In 2021, Simone and four of her colleagues took the Belgian government to the Brussels court, asking them to confirm that separating them from their parents is a crime against humanity, but it has been criticized, meaning that it is not based on a crime that did not exist during the colonial period.

On September 9, 2024, they filed an appeal, explaining that what shows that this crime happened is that the International Criminal Court of Nuremberg was the one that convicted the former Nazi regime. 

On December 2, 2024, the Court of Appeals confirmed that the Congolese was the victim of a crime against humanity, based on the way they were separated from their parents. 

This court recalled that Belgium is one of the countries in the United Nations that has signed the agreement governing the operation of the Nuremberg Tribunal, so that the crimes tried by it should also be tried. 

Lawyer Michele Hirsch, who defended the women in the case, declared that the decision is a historic victory because it is the first time the country has been convicted of such crimes related to the colonial era.

 “It is a victory and a historic case,” said Mr.
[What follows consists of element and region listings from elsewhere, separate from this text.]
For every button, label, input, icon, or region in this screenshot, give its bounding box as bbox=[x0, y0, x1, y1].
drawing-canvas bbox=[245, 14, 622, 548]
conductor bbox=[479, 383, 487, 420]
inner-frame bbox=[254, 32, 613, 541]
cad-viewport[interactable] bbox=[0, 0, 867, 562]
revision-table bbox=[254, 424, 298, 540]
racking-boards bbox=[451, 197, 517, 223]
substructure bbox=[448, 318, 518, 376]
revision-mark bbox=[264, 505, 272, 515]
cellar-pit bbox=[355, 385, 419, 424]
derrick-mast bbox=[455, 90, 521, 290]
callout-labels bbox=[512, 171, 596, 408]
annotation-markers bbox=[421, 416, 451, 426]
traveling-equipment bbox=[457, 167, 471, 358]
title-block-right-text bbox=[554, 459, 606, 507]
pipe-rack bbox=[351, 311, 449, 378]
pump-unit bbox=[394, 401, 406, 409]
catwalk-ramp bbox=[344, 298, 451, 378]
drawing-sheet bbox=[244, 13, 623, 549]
Hirsch. 

It is the first time in Belgium, and possibly in all of Europe, that a court has convicted the Belgian state of crimes against humanity committed during the colonial period. 

The Court of Appeal ordered the Belgian government to pay each of the women 50,000 euros in compensation for separating them from their parents and family, and to each of them 1 million euros, equivalent to what they lost during the trial.